Data Exposure Stats Exposed

When I picked the top three privacy/security stories of 2007, the annual toll of privacy breaches was not included. My intention was not to belittle the ongoing plague of personal data exposures. However, this is a plague in progress and in that sense it is not new, thus arguably less newsworthy than some other developments.

That said, the year-on-year increase in exposures is worth noting, as Mark Jewell, did recently, writing for the Associated Press. He cites Linda Foley of the San Diego-based Identity Theft Resource Center who says "more than 79 million records" were reported compromised in the United States through Dec. 18 2007. That is almost a fourfold increase from the nearly 20 million records reported compromised in all of 2006.

Another source is Attrition.org, which reckons more than 162 million records were compromised through Dec. 21 of 2007, but that was worldwide and not just the US. The comparable 2006 figure from Attrition was 49 million, so they are suggesting a year-on-year increase of more than 3X.

Jewell points out that the biggest difference between the record-loss counts of the two organizations is Attrition’s estimate that 94 million records were exposed in the TJX case (T.J. Maxx, Marshalls, etc.). Attrition’s figure is based on estimates from Visa and MasterCard officials who were deposed in a lawsuit banks filed against TJX whereas the Identity Theft Resource Center counts about 46 million, which is the number of records TJX acknowledged in March were potentially compromised.

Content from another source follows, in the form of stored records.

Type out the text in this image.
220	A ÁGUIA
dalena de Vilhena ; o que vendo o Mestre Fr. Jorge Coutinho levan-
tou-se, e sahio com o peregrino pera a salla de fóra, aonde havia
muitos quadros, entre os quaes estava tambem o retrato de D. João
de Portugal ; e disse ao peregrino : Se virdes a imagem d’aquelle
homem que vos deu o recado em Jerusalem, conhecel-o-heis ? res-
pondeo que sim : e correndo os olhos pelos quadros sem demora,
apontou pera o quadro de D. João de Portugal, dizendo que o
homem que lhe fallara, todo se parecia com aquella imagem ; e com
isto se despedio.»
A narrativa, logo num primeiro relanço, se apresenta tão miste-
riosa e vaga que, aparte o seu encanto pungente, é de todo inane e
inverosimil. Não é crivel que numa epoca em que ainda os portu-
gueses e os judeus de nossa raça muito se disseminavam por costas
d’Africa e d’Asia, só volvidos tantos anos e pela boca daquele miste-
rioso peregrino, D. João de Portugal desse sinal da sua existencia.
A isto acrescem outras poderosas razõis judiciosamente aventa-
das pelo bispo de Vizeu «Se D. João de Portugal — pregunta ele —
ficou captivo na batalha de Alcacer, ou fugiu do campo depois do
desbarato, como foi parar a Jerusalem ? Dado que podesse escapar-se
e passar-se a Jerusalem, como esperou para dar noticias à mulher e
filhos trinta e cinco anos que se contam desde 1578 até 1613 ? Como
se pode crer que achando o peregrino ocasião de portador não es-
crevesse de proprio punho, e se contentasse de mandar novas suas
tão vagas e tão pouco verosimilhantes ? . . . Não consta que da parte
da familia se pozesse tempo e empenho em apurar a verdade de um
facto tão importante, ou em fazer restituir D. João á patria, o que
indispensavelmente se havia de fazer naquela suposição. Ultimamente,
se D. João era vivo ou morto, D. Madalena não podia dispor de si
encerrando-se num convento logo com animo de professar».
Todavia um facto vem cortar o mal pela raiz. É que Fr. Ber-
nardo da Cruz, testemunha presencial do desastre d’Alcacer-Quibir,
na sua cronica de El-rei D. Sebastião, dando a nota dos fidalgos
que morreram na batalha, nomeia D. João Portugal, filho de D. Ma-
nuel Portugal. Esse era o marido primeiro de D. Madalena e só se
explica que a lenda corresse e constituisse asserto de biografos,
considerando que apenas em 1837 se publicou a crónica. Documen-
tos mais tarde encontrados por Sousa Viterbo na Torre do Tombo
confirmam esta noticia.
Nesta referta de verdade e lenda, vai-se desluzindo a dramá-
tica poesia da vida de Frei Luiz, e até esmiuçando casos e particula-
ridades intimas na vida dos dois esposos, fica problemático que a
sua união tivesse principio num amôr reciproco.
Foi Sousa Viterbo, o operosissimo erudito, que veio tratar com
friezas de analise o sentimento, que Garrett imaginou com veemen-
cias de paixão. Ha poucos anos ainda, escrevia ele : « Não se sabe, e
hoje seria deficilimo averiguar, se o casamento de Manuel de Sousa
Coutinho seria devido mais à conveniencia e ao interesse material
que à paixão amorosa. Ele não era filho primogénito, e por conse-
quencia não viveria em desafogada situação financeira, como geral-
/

Strangely, Jewell states that Attrition.org and the Identity Theft Resource Center are the only groups, government included, maintaining databases on breaches and trends each year. That's a [hopefully unintentional] slight to the Privacy Rights Clearinghouse where Beth Givens has been keeping track of numbers for several years. The PRC site documents 217,118,526 records exposed from 2005 through 2007. I think a lot of the PRC data is sourced from Attrition, but PRC reviews it and sometimes modifies it. David Shettler has developed a Web site that provides statistical analysis of security breach data, at www.etiolated.org.

When you consider this chart, based on Attrition numbers, the scale of the problem is apparent. While some of the steepness of the curve is probably due to increased reporting of incidents following disclosure laws passed in California and other states, those laws are not creating the exposures, which are all real, real people, for whom exposure causes real problems. Clearly, companies and governments need to do a much better job.